Li Hengqing further stated, “Former Chinese Premier Li Keqiang once revealed that there are 600 million poor people in China with monthly incomes of less than 1000 yuan (approximately 138 US dollars). If the central bank begins large-scale government bond purchases and excessive currency issuance, it could lead to severe hyperinflation and inevitably trigger social unrest.”

He also noted, “In recent years, the rapid growth of the renminbi M2 has been unprecedented. However, this has not stimulated the Chinese economy as many people are unable to find jobs, and both businesses and individuals are pessimistic about the economic outlook, refraining from lending and choosing to hold onto their money, leading to a large influx of funds back into banks.”

Previously, the Chinese central bank issued the renminbi through two main ways: foreign exchange reserves and giving loans to commercial banks. Foreign exchange reserves began in 1994 when then-Premier Zhu Rongji implemented foreign exchange reforms. This included fixing the exchange rate of the renminbi to the US dollar, allowing the rate to float within a certain range, and enforcing compulsory purchase and exchange of foreign currencies like the US dollar into renminbi. Based on the exchange rates of foreign currencies such as the US dollar, the Chinese central bank issued a corresponding amount of renminbi, anchoring the renminbi issuance to the amount of foreign exchange obtained.

The exchange reform of 1994 resolved the frequent occurrence of currency inflation during the period when the renminbi was anchored to government bonds. Data shows that in the 1980s, China was plagued by high inflation, with monthly Consumer Price Index (CPI) exceeding 5% from January 1987, reaching a peak of 28.4% in February 1989 during the inflation cycle from 1986 to 1988. This high inflation cycle was one of the significant reasons that led to the eruption of the 1989 Tiananmen Square protests.

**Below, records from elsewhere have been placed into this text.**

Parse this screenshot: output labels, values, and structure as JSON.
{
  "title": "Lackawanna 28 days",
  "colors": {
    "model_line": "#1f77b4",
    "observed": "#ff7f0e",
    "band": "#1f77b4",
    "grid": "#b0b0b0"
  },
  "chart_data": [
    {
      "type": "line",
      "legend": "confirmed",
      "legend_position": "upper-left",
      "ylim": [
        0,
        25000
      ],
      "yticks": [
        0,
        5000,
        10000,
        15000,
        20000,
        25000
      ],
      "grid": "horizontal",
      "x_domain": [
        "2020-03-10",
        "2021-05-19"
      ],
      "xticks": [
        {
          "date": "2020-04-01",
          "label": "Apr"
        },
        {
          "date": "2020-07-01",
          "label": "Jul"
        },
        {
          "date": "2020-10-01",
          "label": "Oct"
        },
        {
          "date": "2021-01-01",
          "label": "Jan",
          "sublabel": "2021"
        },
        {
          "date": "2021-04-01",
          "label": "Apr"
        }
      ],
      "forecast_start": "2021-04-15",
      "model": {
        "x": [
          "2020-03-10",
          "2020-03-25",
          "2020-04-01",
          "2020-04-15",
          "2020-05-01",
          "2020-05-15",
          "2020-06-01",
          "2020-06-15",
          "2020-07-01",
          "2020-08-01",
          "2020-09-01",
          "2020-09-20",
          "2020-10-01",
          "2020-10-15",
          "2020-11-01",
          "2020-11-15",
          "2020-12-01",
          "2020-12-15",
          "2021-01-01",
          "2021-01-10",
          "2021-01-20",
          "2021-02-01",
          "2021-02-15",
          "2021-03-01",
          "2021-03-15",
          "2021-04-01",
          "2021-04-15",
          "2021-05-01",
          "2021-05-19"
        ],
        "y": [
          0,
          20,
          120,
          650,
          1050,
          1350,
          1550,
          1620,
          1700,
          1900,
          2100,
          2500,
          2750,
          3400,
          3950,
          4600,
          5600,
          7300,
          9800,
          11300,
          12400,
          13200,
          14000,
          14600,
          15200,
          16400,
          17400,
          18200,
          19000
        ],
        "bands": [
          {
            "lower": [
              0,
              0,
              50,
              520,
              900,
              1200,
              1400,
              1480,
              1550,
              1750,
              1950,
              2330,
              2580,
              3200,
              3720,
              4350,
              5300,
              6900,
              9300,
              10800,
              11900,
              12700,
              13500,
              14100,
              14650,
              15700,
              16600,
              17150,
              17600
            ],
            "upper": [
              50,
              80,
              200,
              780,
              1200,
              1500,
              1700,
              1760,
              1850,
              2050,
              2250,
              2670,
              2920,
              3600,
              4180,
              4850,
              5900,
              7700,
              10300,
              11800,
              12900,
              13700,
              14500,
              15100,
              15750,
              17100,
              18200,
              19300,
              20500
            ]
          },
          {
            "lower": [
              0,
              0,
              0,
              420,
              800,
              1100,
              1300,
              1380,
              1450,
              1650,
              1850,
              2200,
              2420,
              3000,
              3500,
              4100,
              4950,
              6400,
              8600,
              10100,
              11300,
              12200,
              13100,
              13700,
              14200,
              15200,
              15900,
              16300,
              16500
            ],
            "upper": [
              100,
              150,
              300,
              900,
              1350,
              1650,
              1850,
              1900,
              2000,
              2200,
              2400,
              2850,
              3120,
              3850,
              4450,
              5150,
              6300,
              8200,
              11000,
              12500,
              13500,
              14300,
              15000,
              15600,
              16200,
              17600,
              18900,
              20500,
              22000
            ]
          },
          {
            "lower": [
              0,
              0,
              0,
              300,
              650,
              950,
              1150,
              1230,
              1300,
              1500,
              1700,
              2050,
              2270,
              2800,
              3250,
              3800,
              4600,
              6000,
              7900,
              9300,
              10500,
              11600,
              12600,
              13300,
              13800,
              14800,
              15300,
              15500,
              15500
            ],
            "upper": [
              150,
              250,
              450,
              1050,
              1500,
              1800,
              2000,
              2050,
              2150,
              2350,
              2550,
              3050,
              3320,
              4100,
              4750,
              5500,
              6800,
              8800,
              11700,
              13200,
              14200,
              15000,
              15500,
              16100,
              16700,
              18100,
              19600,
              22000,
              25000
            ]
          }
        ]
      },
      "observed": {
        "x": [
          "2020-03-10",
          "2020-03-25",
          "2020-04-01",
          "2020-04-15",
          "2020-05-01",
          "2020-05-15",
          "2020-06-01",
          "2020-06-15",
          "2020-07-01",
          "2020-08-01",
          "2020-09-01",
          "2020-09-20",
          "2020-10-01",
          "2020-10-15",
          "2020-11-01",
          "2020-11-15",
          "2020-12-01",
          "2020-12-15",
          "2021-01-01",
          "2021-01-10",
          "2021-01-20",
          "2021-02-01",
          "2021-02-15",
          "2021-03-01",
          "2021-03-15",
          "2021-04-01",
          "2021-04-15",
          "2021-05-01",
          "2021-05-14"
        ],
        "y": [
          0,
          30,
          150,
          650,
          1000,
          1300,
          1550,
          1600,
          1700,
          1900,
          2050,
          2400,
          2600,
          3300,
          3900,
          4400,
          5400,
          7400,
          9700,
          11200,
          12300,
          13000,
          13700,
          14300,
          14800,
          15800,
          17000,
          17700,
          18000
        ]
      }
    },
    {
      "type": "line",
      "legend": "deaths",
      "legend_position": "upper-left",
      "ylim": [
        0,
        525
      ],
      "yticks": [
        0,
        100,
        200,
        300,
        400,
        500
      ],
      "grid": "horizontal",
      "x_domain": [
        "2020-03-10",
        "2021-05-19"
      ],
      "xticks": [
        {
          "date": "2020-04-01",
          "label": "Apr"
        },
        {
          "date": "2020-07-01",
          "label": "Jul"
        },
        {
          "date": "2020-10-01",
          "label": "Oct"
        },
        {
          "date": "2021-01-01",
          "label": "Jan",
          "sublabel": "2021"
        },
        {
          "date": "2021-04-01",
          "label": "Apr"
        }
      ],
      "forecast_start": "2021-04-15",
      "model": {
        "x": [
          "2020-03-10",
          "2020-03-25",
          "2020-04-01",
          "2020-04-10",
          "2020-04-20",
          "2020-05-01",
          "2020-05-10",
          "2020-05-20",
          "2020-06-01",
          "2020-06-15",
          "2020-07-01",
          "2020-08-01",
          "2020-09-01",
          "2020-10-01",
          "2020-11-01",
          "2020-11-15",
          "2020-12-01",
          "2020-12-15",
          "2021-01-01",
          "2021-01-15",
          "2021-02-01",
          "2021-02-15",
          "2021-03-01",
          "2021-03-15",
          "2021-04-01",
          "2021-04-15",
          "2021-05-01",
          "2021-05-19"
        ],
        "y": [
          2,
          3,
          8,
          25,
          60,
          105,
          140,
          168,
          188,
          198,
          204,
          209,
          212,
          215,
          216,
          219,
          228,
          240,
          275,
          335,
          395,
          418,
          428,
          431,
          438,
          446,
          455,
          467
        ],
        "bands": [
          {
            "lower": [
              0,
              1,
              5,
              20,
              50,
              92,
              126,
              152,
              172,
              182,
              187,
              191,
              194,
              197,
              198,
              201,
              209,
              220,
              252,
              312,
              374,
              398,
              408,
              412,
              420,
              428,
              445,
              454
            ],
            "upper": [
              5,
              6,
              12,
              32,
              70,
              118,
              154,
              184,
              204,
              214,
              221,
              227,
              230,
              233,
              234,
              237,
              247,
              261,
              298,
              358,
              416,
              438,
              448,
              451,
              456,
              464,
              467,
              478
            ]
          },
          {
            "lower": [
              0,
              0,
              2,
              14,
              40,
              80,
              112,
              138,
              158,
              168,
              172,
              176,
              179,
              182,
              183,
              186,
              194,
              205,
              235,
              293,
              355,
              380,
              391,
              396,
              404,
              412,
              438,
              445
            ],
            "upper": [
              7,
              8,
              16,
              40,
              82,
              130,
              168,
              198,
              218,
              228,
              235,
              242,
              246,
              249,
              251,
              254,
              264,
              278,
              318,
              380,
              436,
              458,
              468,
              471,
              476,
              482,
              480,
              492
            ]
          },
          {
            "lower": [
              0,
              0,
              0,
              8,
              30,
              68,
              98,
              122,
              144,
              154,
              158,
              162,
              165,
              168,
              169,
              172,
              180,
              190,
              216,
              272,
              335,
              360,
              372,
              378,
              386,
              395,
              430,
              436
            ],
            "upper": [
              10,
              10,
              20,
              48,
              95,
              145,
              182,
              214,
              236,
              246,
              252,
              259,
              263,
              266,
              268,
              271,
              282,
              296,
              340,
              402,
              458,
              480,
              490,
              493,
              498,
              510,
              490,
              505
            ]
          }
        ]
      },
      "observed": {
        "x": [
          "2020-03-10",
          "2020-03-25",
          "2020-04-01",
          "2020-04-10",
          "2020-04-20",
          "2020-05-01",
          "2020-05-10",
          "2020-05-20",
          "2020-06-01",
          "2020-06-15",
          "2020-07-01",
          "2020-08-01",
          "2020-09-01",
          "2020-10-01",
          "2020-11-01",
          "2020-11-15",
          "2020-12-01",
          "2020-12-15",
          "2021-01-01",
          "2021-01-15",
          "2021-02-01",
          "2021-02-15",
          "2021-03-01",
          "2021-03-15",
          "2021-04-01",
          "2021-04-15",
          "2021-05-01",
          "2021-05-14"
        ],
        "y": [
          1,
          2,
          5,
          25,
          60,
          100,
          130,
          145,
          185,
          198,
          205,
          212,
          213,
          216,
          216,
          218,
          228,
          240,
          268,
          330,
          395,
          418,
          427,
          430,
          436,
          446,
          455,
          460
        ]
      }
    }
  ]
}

After anchoring the renminbi to the US dollar, especially after joining the WTO, China’s continuous trade surplus led to a rapid accumulation of foreign exchange reserves, making foreign exchange reserves the primary method for the central bank to issue the renminbi. However, starting from 2014, the growth rate of the US dollar and other foreign currencies began to decrease. To maintain the growth rate of the renminbi’s basic currency, the anchoring expanded to include issuing loans to commercial banks. With the recent real estate sector crisis, the method of lending to commercial banks has come under scrutiny. Now, the central bank’s trading of government bonds in the secondary market signifies another anchoring, this time to government bonds.

At present, countries like the United States also anchor their currency to government bonds. So, how does the issuance of the renminbi compare to the issuance of the US dollar?

Huang Dawei explained, “The issuance of US Treasury bonds is monitored and requires congressional authorization. The functions of congress restrict how much government debt can be issued. In contrast, China does not have these restrictions or a third party like Congress for power balance. The Chinese government has unlimited printing authority, which could lead to currency printing and spending according to the government’s intentions, resulting in a vicious cycle.”

Li Hengqing also noted that democratic countries have mechanisms to check government’s printing of money; the US government once faced shutdowns because it wanted to increase spending without congressional approval. “However, it is entirely different in China. If Xi Jinping taps one trillion yuan on his office computer in Zhongnanhai, then one trillion must be printed; they really dare to do this, and they have done so in the past,” he stated.